12 Questions Asked What selection pressures are most relevant to understanding the adaptive problem under consideration? What psychological mechanisms have evolved to solve that adaptive problem? What is the relationship b/w the structure of these psychological mechanisms and human culture?

13 Insights From Evolutionary Psychology
Our mind consists of a set of domain specific information processing modules; e.g. language, theory of mind, perception. 2. Food preferences: Strong desire for fat was once very adaptive, no longer so. (Speculation: An environment in which food is only periodically available – e.g. by dieting - means it is adaptive to switch on more fat storage) 3. Reasoning: We are good at reasoning about problems relevant to the EEA: cheater detection (Cosmides & Tooby, 1992) 4. Perception: Our colour vision is adapted to seeing ripe/unripe fruits against background foliage

14 5. Memory: Our forgetting rates are adaptive (Roland)
6. Mood: Evolution has no interest in maximizing happiness! Anxiety: Makes us cautious about actions we should be cautious about Sadness: Makes us withdraw from situations in which we might suffer further loss Anger and kindness: Produce the effective tit for tat style of negotiation 7. Mental disorders Phobias : fear of snakes vs. fear of guns Depression: Should withdraw from a major life endeavour and start a new one? ( 8. Men and women’s mate preferences and sexual strategies

15 Moral reactions against evolutionary psychology:
Aren’t evolutionary psychologists Daily-Mail-reading crypto-conservatives opposed to social change? The Naturalist Fallacy: You cannot derive an “ought” from an “is”. (Just because we have genetic tendencies to have affairs, that does not mean we should. Just because there are differences between the genders, that does not mean it is right to be sexist.) Further, you cannot derive an “is” from an “ought”: The outcome of scientific research cannot be determined by what you think it morally should be.

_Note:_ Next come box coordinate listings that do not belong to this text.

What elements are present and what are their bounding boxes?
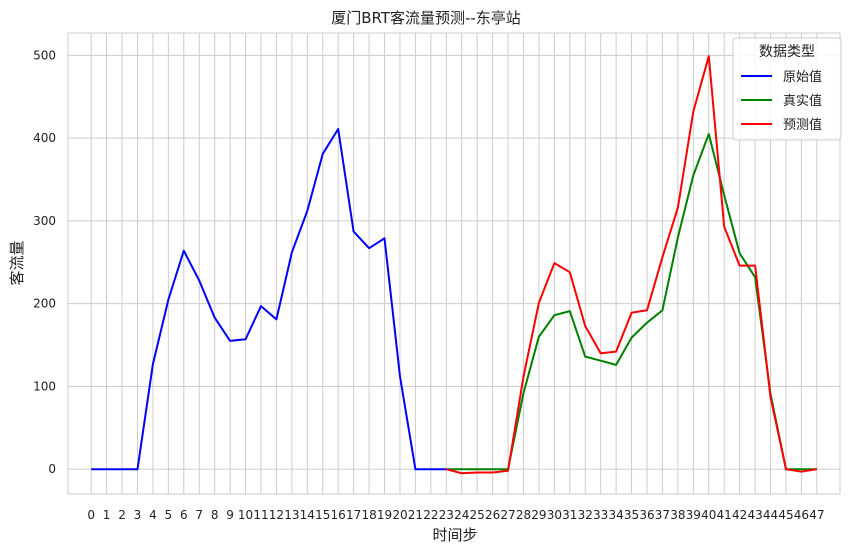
- legend-label-original: 原始值: [783, 69, 822, 85]
- y-tick-label: 300: [33, 214, 56, 228]
- x-tick-label: 4: [149, 508, 157, 522]
- x-tick-label: 45: [778, 508, 793, 522]
- series-line-predicted: [446, 55, 817, 475]
- x-tick-label: 9: [226, 508, 234, 522]
- x-axis-label: 时间步: [432, 526, 477, 544]
- x-tick-label: 41: [717, 508, 732, 522]
- chart-title: 厦门BRT客流量预测--东亭站: [331, 9, 521, 27]
- x-tick-label: 2: [118, 508, 126, 522]
- x-tick-label: 22: [423, 508, 438, 522]
- x-tick-label: 8: [211, 508, 219, 522]
- x-tick-label: 26: [485, 508, 500, 522]
- x-tick-label: 32: [578, 508, 593, 522]
- series-line-original: [91, 128, 447, 471]
- y-tick-labels: 0 100 200 300 400 500: [33, 48, 56, 476]
- x-tick-label: 37: [655, 508, 670, 522]
- x-tick-label: 35: [624, 508, 639, 522]
- legend-title: 数据类型: [759, 44, 815, 60]
- x-tick-label: 13: [284, 508, 299, 522]
- legend-label-actual: 真实值: [783, 93, 822, 109]
- y-tick-label: 100: [33, 379, 56, 393]
- x-tick-label: 14: [300, 508, 315, 522]
- x-tick-label: 46: [794, 508, 809, 522]
- y-tick-label: 500: [33, 48, 56, 62]
- x-tick-labels: 0 1 2 3 4 5 6 7 8 9 10 11 12 13 14 15 16 17 18 19 20 21 22 23 24…: [87, 508, 824, 522]
- x-tick-label: 19: [377, 508, 392, 522]
- x-tick-label: 36: [639, 508, 654, 522]
- x-tick-label: 12: [269, 508, 284, 522]
- x-tick-label: 18: [361, 508, 376, 522]
- x-tick-label: 11: [253, 508, 268, 522]
- x-tick-label: 33: [593, 508, 608, 522]
- legend-box: [732, 37, 842, 141]
- x-tick-label: 31: [562, 508, 577, 522]
- x-tick-label: 6: [180, 508, 188, 522]
- x-tick-label: 7: [195, 508, 203, 522]
- x-tick-label: 44: [763, 508, 778, 522]
- x-tick-label: 39: [686, 508, 701, 522]
- x-tick-label: 3: [134, 508, 142, 522]
- y-axis-label: 客流量: [8, 240, 26, 285]
- x-tick-label: 15: [315, 508, 330, 522]
- x-tick-label: 10: [238, 508, 253, 522]
- x-tick-label: 38: [670, 508, 685, 522]
- x-tick-label: 40: [701, 508, 716, 522]
- y-tick-label: 200: [33, 297, 56, 311]
- x-tick-label: 17: [346, 508, 361, 522]
- legend-label-predicted: 预测值: [783, 117, 822, 133]
- x-tick-label: 23: [439, 508, 454, 522]
- x-tick-label: 43: [747, 508, 762, 522]
- x-tick-label: 27: [500, 508, 515, 522]
- x-gridlines: [90, 33, 818, 494]
- x-tick-label: 1: [103, 508, 111, 522]
- series-lines: [91, 55, 817, 475]
- y-gridlines: [68, 54, 840, 470]
- plot-frame: [67, 32, 841, 495]
- x-tick-label: 30: [547, 508, 562, 522]
- y-tick-label: 400: [33, 131, 56, 145]
- x-tick-label: 42: [732, 508, 747, 522]
- y-tick-label: 0: [48, 462, 56, 476]
- x-tick-label: 5: [165, 508, 173, 522]
- x-tick-label: 34: [608, 508, 623, 522]
- x-tick-label: 47: [809, 508, 824, 522]
- x-tick-label: 24: [454, 508, 469, 522]
- x-tick-label: 28: [516, 508, 531, 522]
- x-tick-label: 20: [392, 508, 407, 522]
- x-tick-label: 0: [87, 508, 95, 522]
- x-tick-label: 29: [531, 508, 546, 522]
- x-tick-label: 16: [331, 508, 346, 522]
- x-tick-label: 21: [408, 508, 423, 522]
- legend: 数据类型 原始值 真实值 预测值: [732, 37, 842, 141]
- x-tick-label: 25: [470, 508, 485, 522]
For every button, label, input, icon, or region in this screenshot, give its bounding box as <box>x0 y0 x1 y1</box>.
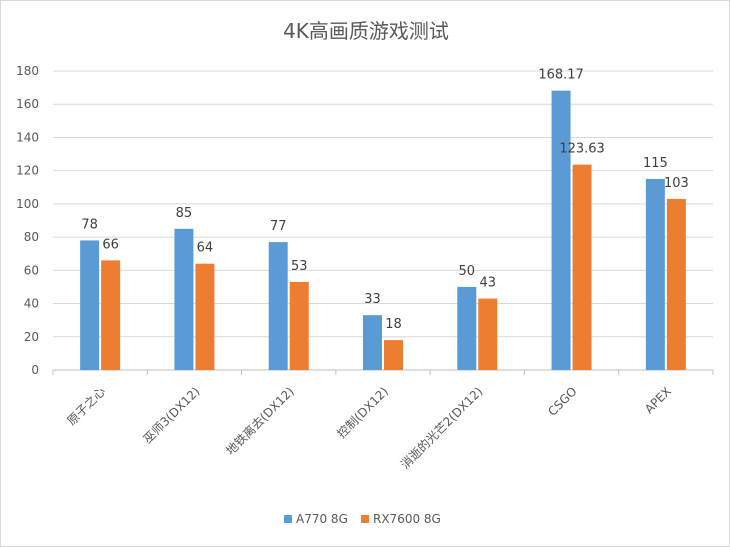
category-label: APEX <box>642 384 674 416</box>
data-label: 50 <box>459 264 476 279</box>
data-label: 33 <box>364 292 381 307</box>
y-tick-label: 20 <box>24 330 39 344</box>
legend: A770 8G RX7600 8G <box>284 512 441 526</box>
category-label: 控制(DX12) <box>334 384 391 441</box>
axes: 0 20 40 60 80 100 120 140 160 180 <box>16 64 714 377</box>
y-tick-label: 100 <box>16 197 39 211</box>
data-label: 64 <box>197 241 214 256</box>
category-labels: 原子之心 巫师3(DX12) 地铁离去(DX12) 控制(DX12) 消逝的光芒2(DX… <box>64 384 674 472</box>
bar-a770 <box>268 242 288 370</box>
bar-rx7600 <box>195 263 215 370</box>
y-tick-label: 40 <box>24 297 39 311</box>
y-tick-label: 0 <box>31 363 39 377</box>
data-labels: 78 66 85 64 77 53 33 18 50 43 168.17 123.63 115 103 <box>81 68 688 332</box>
legend-label: A770 8G <box>296 512 348 526</box>
bar-rx7600 <box>666 198 686 370</box>
category-label: 地铁离去(DX12) <box>223 384 297 458</box>
bar-a770 <box>363 315 382 370</box>
bar-a770 <box>551 90 571 371</box>
legend-label: RX7600 8G <box>373 512 441 526</box>
chart-title: 4K高画质游戏测试 <box>283 19 449 43</box>
data-label: 103 <box>664 176 689 191</box>
bar-a770 <box>174 228 194 370</box>
category-label: 原子之心 <box>64 384 108 428</box>
bar-a770 <box>80 240 100 370</box>
data-label: 66 <box>102 237 119 252</box>
data-label: 77 <box>270 219 287 234</box>
bar-rx7600 <box>572 164 592 370</box>
bar-a770 <box>457 286 477 370</box>
bars <box>80 90 686 371</box>
gridlines <box>53 70 713 338</box>
category-label: 巫师3(DX12) <box>141 384 203 446</box>
bar-rx7600 <box>384 340 403 370</box>
y-tick-label: 120 <box>16 164 39 178</box>
category-label: CSGO <box>545 384 579 418</box>
data-label: 123.63 <box>559 142 605 157</box>
y-tick-label: 160 <box>16 97 39 111</box>
data-label: 78 <box>81 217 98 232</box>
y-tick-label: 180 <box>16 64 39 78</box>
data-label: 43 <box>480 276 497 291</box>
bar-rx7600 <box>289 281 309 370</box>
y-tick-label: 140 <box>16 130 39 144</box>
bar-rx7600 <box>478 298 498 370</box>
bar-a770 <box>645 178 665 370</box>
data-label: 85 <box>176 206 193 221</box>
legend-swatch <box>361 515 369 523</box>
data-label: 18 <box>385 317 402 332</box>
data-label: 115 <box>643 156 668 171</box>
y-tick-label: 60 <box>24 263 39 277</box>
legend-swatch <box>284 515 292 523</box>
y-tick-label: 80 <box>24 230 39 244</box>
bar-rx7600 <box>101 260 121 370</box>
category-label: 消逝的光芒2(DX12) <box>397 384 485 472</box>
data-label: 53 <box>291 259 308 274</box>
data-label: 168.17 <box>538 68 584 83</box>
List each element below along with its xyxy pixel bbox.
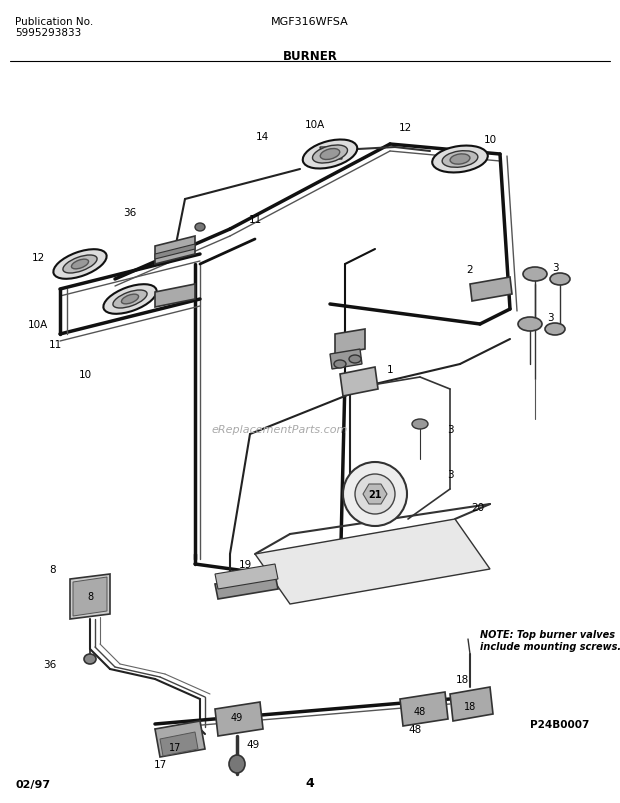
Text: 14: 14 [255, 132, 268, 142]
Text: 17: 17 [153, 759, 167, 769]
Text: 18: 18 [464, 701, 476, 711]
Text: 3: 3 [547, 312, 553, 323]
Text: MGF316WFSA: MGF316WFSA [271, 17, 349, 27]
Text: 11: 11 [48, 340, 61, 349]
Ellipse shape [122, 295, 138, 304]
Text: 48: 48 [414, 706, 426, 716]
Ellipse shape [104, 285, 157, 315]
Polygon shape [320, 148, 342, 160]
Text: 3: 3 [552, 263, 559, 273]
Polygon shape [215, 702, 263, 736]
Text: 1: 1 [387, 365, 393, 374]
Text: 49: 49 [231, 712, 243, 722]
Text: NOTE: Top burner valves
include mounting screws.: NOTE: Top burner valves include mounting… [480, 630, 620, 650]
Text: 8: 8 [50, 565, 56, 574]
Ellipse shape [229, 755, 245, 773]
Ellipse shape [321, 149, 340, 161]
Text: 10: 10 [79, 369, 92, 380]
Text: 10A: 10A [28, 320, 48, 329]
Text: 19: 19 [238, 560, 252, 569]
Polygon shape [330, 349, 362, 369]
Polygon shape [155, 237, 195, 265]
Text: 18: 18 [455, 675, 469, 684]
Ellipse shape [442, 152, 478, 168]
Text: 49: 49 [246, 739, 260, 749]
Ellipse shape [523, 267, 547, 282]
Text: 48: 48 [409, 724, 422, 734]
Polygon shape [160, 732, 198, 756]
Polygon shape [73, 577, 107, 616]
Polygon shape [155, 245, 195, 259]
Text: 36: 36 [43, 659, 56, 669]
Polygon shape [255, 520, 490, 604]
Text: 3: 3 [446, 470, 453, 479]
Text: 2: 2 [467, 265, 473, 275]
Ellipse shape [84, 654, 96, 664]
Ellipse shape [355, 475, 395, 515]
Ellipse shape [343, 463, 407, 526]
Text: 36: 36 [123, 208, 136, 218]
Polygon shape [215, 574, 278, 599]
Text: P24B0007: P24B0007 [530, 719, 590, 729]
Text: 02/97: 02/97 [15, 779, 50, 789]
Text: 11: 11 [249, 214, 262, 225]
Text: 10: 10 [484, 135, 497, 145]
Ellipse shape [334, 361, 346, 369]
Polygon shape [155, 721, 205, 757]
Polygon shape [215, 565, 278, 589]
Text: 12: 12 [399, 123, 412, 132]
Polygon shape [450, 687, 493, 721]
Ellipse shape [518, 318, 542, 332]
Ellipse shape [195, 224, 205, 232]
Ellipse shape [412, 419, 428, 430]
Polygon shape [70, 574, 110, 619]
Ellipse shape [312, 146, 347, 164]
Ellipse shape [303, 141, 357, 169]
Ellipse shape [450, 155, 470, 165]
Polygon shape [400, 692, 448, 726]
Text: Publication No.: Publication No. [15, 17, 93, 27]
Polygon shape [363, 484, 387, 504]
Ellipse shape [53, 250, 107, 279]
Polygon shape [340, 368, 378, 397]
Polygon shape [470, 278, 512, 302]
Text: 5995293833: 5995293833 [15, 28, 81, 38]
Ellipse shape [550, 274, 570, 286]
Ellipse shape [63, 255, 97, 274]
Polygon shape [155, 284, 195, 308]
Text: eReplacementParts.com: eReplacementParts.com [212, 425, 348, 434]
Text: 8: 8 [87, 591, 93, 601]
Text: 21: 21 [368, 489, 382, 499]
Text: 3: 3 [446, 425, 453, 434]
Text: BURNER: BURNER [283, 50, 337, 63]
Text: 20: 20 [471, 503, 485, 512]
Text: 4: 4 [306, 776, 314, 789]
Text: 10A: 10A [305, 120, 325, 130]
Ellipse shape [545, 324, 565, 336]
Text: 17: 17 [169, 742, 181, 752]
Ellipse shape [432, 146, 488, 173]
Ellipse shape [113, 291, 147, 308]
Ellipse shape [349, 356, 361, 364]
Text: 12: 12 [32, 253, 45, 263]
Ellipse shape [71, 260, 89, 270]
Polygon shape [335, 329, 365, 355]
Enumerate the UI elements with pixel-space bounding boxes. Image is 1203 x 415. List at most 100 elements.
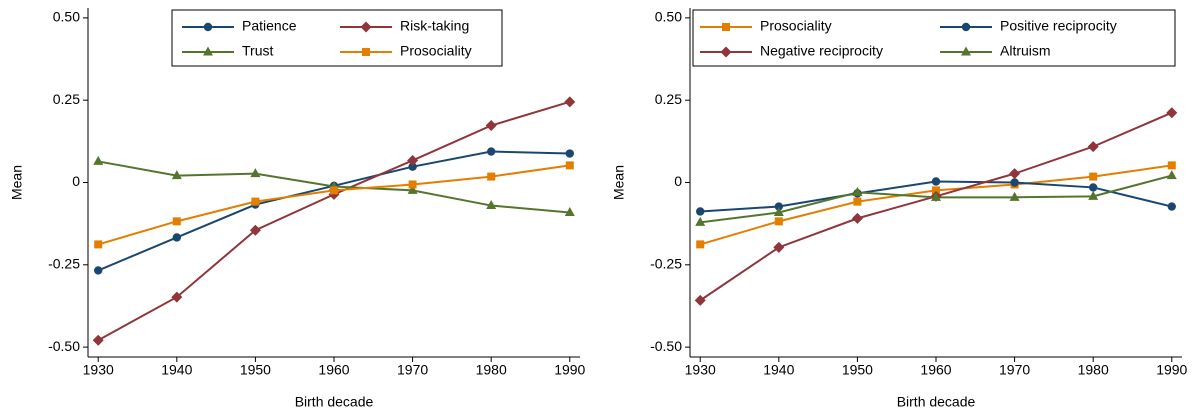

16 We are not slaves to our genes:
Natural selection operates on units other than genes. Evolution occurs when there are more or less faithful “replicators” (carried in vehicles) subject to selective pressures. The replicators can be memes rather than genes: An element of culture that can be passed on by imitation (Dawkins, 1976). There is competition by memes to be housed in our limited brains; those memes good at replication can invade many brains. Blackmore, S. (1999) “The meme machine”: Why can’t we stop thinking? We are we altruistic? Why does language exist? What attracts us to our mates? Why is religion so universal? What is a self?